Very funny (and dead on), Dan.
It appears that the majority of US citizens have been dissuaded from active participation in political matters. Perhaps they are too busy defending what they have to struggle for more. Perhaps they would rather watch Paris Hilton on TV in hopes of spying some cleavage, if only to fume at such scandals.
It's not for lack of opinions. they all seem to have opinions. For those few of us who have actually marched around the neighborhood with a clipboard and petition and pen for signatures, we always get stopped by long diatribes from homeowners as they unburden themselves of bottled up resentments. But the ones who talk the most usually sign the least, so you have to be skilled at getting out. Also, if you hope to make a sale you have to figure out a ploy. I like to use money: "if they build that new $3million subdivision across the street EVERYONEs property taxes will go up. Pretty soon that little 500k house of yours and mine will be afflicted by the same tax scale as for the Mcmansion. And the damn things will blight your sightlines and clog the roads for good measure!"
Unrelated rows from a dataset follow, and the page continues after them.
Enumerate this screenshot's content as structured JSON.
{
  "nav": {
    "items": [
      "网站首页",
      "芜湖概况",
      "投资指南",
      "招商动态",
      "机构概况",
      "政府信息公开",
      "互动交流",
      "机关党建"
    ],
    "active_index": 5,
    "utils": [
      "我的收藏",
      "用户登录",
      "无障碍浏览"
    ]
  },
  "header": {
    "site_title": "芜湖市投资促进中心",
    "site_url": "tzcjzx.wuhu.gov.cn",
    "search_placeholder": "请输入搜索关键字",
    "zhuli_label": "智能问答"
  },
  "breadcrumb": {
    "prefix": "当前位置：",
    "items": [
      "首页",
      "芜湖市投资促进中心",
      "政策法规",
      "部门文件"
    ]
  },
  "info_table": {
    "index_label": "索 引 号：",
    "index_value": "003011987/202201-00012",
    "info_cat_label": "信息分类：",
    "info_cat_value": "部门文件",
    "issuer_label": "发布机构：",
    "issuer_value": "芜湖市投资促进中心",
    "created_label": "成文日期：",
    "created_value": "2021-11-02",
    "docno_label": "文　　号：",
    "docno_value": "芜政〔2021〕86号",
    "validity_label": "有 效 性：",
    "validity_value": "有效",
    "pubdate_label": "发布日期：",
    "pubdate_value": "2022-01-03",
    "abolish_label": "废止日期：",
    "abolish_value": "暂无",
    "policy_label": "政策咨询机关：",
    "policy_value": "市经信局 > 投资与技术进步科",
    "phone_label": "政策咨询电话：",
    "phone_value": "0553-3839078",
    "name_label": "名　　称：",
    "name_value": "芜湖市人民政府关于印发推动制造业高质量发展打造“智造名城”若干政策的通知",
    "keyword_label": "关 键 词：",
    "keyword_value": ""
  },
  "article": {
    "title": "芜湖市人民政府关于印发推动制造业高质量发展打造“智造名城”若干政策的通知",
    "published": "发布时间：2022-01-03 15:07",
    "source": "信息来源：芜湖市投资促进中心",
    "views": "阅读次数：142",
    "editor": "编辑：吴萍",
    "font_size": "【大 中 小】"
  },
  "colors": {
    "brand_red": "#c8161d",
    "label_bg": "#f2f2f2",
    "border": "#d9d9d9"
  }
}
But there's a difference these days. People are too cynical or discouraged to seek improvement through political activism. A right not exercised is a right soon lost. Maybe, maybe not. Seems like inevitably the Powers That Be overplay their hand and there's an outraged uprising. We can only hope.
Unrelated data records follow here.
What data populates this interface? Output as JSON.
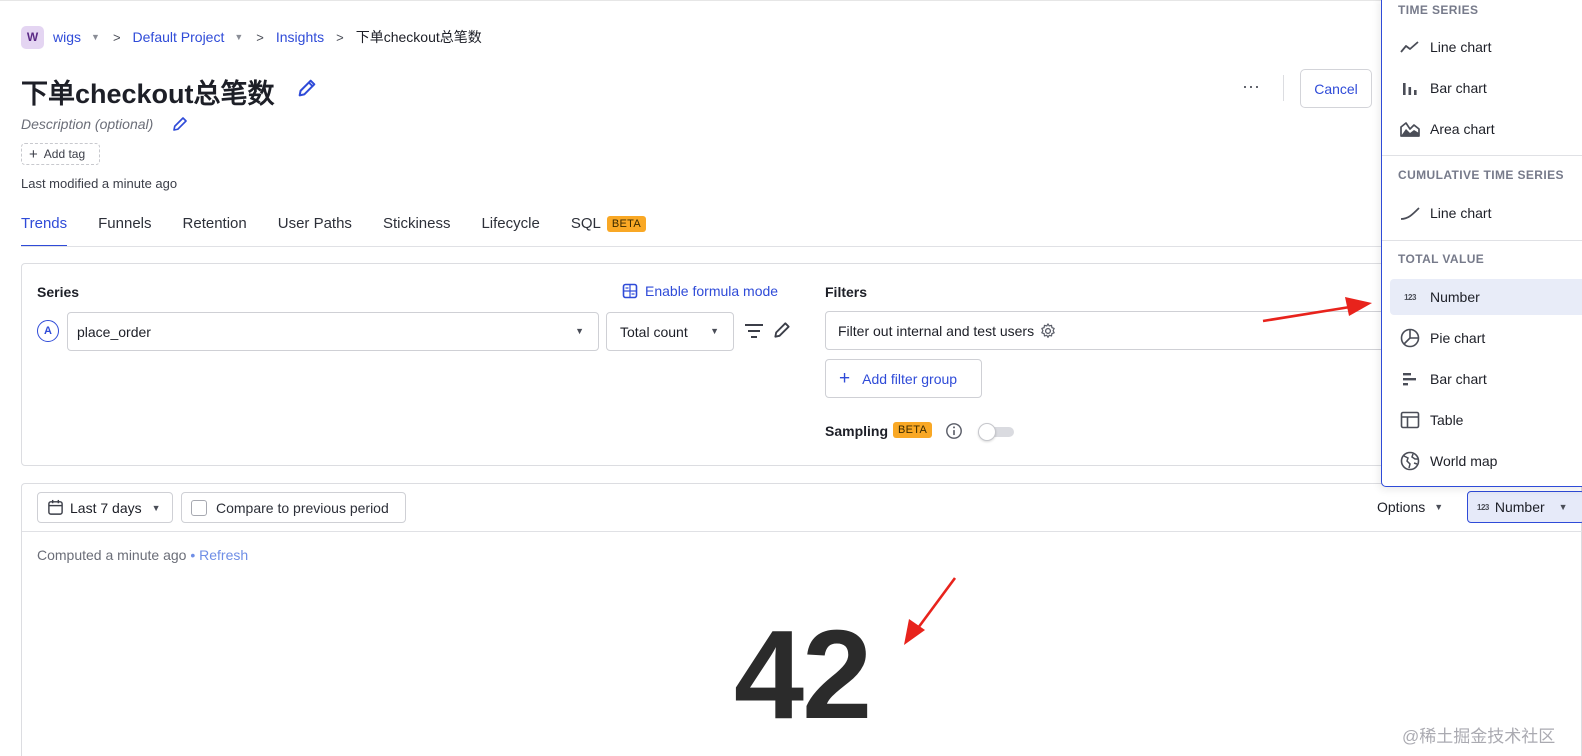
{
  "breadcrumb": {
    "org_initial": "W",
    "org": "wigs",
    "project": "Default Project",
    "section": "Insights",
    "current": "下单checkout总笔数"
  },
  "header": {
    "title": "下单checkout总笔数",
    "description_placeholder": "Description (optional)",
    "add_tag": "Add tag",
    "last_modified": "Last modified a minute ago",
    "more": "···",
    "cancel": "Cancel"
  },
  "tabs": [
    {
      "label": "Trends",
      "active": true
    },
    {
      "label": "Funnels"
    },
    {
      "label": "Retention"
    },
    {
      "label": "User Paths"
    },
    {
      "label": "Stickiness"
    },
    {
      "label": "Lifecycle"
    },
    {
      "label": "SQL",
      "badge": "BETA"
    }
  ],
  "series": {
    "label": "Series",
    "formula_mode": "Enable formula mode",
    "letter": "A",
    "event": "place_order",
    "aggregation": "Total count"
  },
  "filters": {
    "label": "Filters",
    "test_filter": "Filter out internal and test users",
    "add_filter_group": "Add filter group",
    "sampling": "Sampling",
    "sampling_badge": "BETA"
  },
  "results": {
    "date_range": "Last 7 days",
    "compare": "Compare to previous period",
    "options": "Options",
    "display_type": "Number",
    "display_type_icon": "123",
    "computed": "Computed a minute ago",
    "bullet": "•",
    "refresh": "Refresh",
    "value": "42"
  },
  "menu": {
    "sections": [
      {
        "title": "TIME SERIES",
        "items": [
          {
            "label": "Line chart",
            "icon": "line-chart-icon"
          },
          {
            "label": "Bar chart",
            "icon": "bar-chart-icon"
          },
          {
            "label": "Area chart",
            "icon": "area-chart-icon"
          }
        ]
      },
      {
        "title": "CUMULATIVE TIME SERIES",
        "items": [
          {
            "label": "Line chart",
            "icon": "cumulative-line-icon"
          }
        ]
      },
      {
        "title": "TOTAL VALUE",
        "items": [
          {
            "label": "Number",
            "icon": "number-icon",
            "selected": true
          },
          {
            "label": "Pie chart",
            "icon": "pie-chart-icon"
          },
          {
            "label": "Bar chart",
            "icon": "horizontal-bar-icon"
          },
          {
            "label": "Table",
            "icon": "table-icon"
          },
          {
            "label": "World map",
            "icon": "globe-icon"
          }
        ]
      }
    ]
  },
  "watermark": "@稀土掘金技术社区",
  "colors": {
    "accent": "#2f4bd8",
    "beta": "#f9a825",
    "annotation_arrow": "#e8231c"
  }
}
God (or whomever) bless the starry-eyed idealists; the Seekers of Truth, the Believers in the Inherent Goodness of Man, The Meaning of Life, the Benevolence of the State.
Without them, what would we do for amusement?
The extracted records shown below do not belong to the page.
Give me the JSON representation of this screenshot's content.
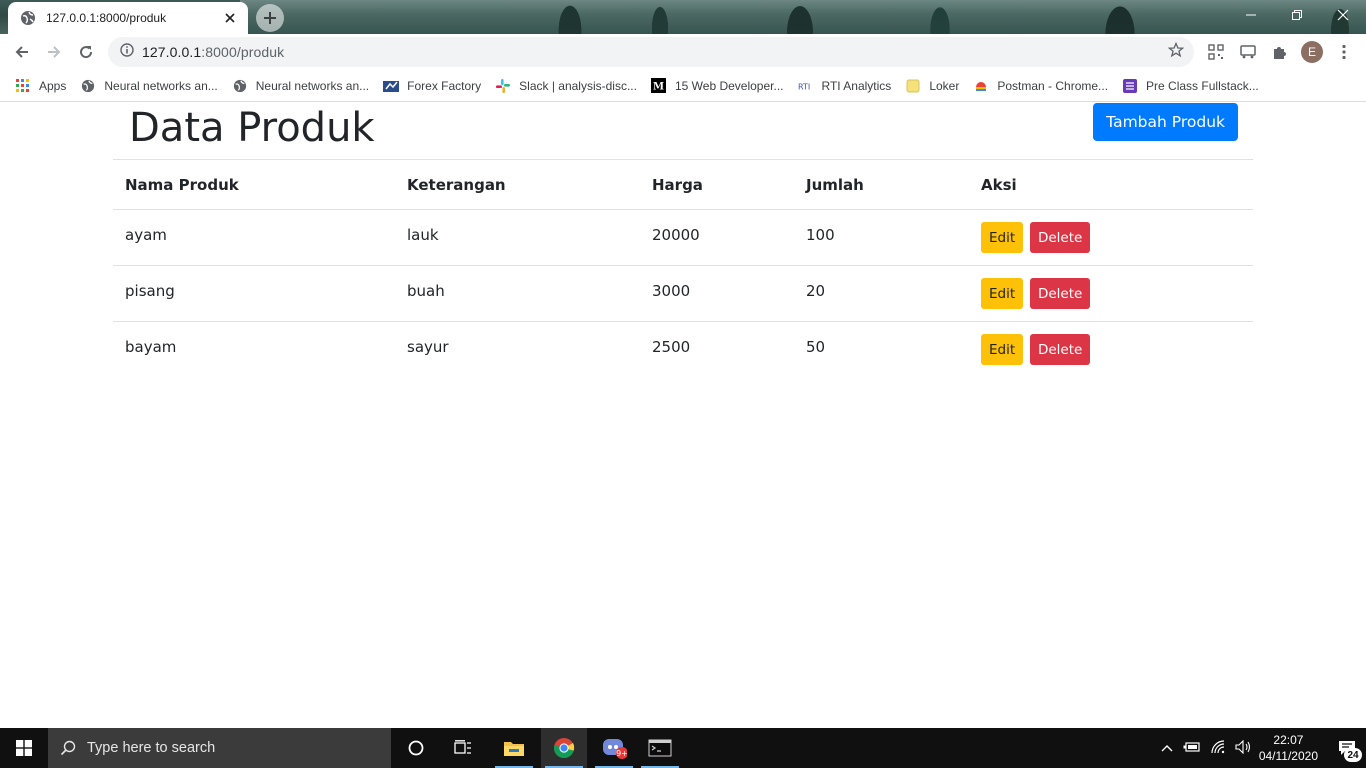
{
  "browser": {
    "tab_title": "127.0.0.1:8000/produk",
    "url_host": "127.0.0.1",
    "url_rest": ":8000/produk"
  },
  "bookmarks": [
    {
      "label": "Apps",
      "icon": "apps-grid-icon"
    },
    {
      "label": "Neural networks an...",
      "icon": "globe-icon"
    },
    {
      "label": "Neural networks an...",
      "icon": "globe-icon"
    },
    {
      "label": "Forex Factory",
      "icon": "forex-factory-icon"
    },
    {
      "label": "Slack | analysis-disc...",
      "icon": "slack-icon"
    },
    {
      "label": "15 Web Developer...",
      "icon": "medium-icon"
    },
    {
      "label": "RTI Analytics",
      "icon": "rti-icon"
    },
    {
      "label": "Loker",
      "icon": "folder-icon"
    },
    {
      "label": "Postman - Chrome...",
      "icon": "postman-icon"
    },
    {
      "label": "Pre Class Fullstack...",
      "icon": "form-icon"
    }
  ],
  "page": {
    "title": "Data Produk",
    "add_button": "Tambah Produk",
    "columns": [
      "Nama Produk",
      "Keterangan",
      "Harga",
      "Jumlah",
      "Aksi"
    ],
    "rows": [
      {
        "nama": "ayam",
        "keterangan": "lauk",
        "harga": "20000",
        "jumlah": "100"
      },
      {
        "nama": "pisang",
        "keterangan": "buah",
        "harga": "3000",
        "jumlah": "20"
      },
      {
        "nama": "bayam",
        "keterangan": "sayur",
        "harga": "2500",
        "jumlah": "50"
      }
    ],
    "edit_label": "Edit",
    "delete_label": "Delete"
  },
  "taskbar": {
    "search_placeholder": "Type here to search",
    "time": "22:07",
    "date": "04/11/2020",
    "notification_count": "24",
    "app_badge": "9+"
  },
  "colors": {
    "primary": "#007bff",
    "warning": "#ffc107",
    "danger": "#dc3545"
  }
}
Joel, I know you keep a copy of Das Kapital by your bedside. So is it really necessary to reiterate one of the few things Marx got right, that "religion is the opiate of the masses"?
That said, I apreciate that you've compiled all of this data for us. Pity you missed the actual significance of it. What you seem not to see here is that the 'working poor' are smarter than you or the rest of the socialist left think they are. They are optimistic specifically because they know that they can't count on a government handout and that they have the opportunity to get a second job or work more hours or look for better work and advance themselves without depending on government, and that makes them feel responsible and in control and capable of achieving the Amnerican dream FOR THEMSELVES.
They don't want a handout or the false hope that socialism offers. It is being responsible for their own welfare and having the opportunities which a free labor market offers them which GIVES them the hope that they have. When will this get through to you socialists?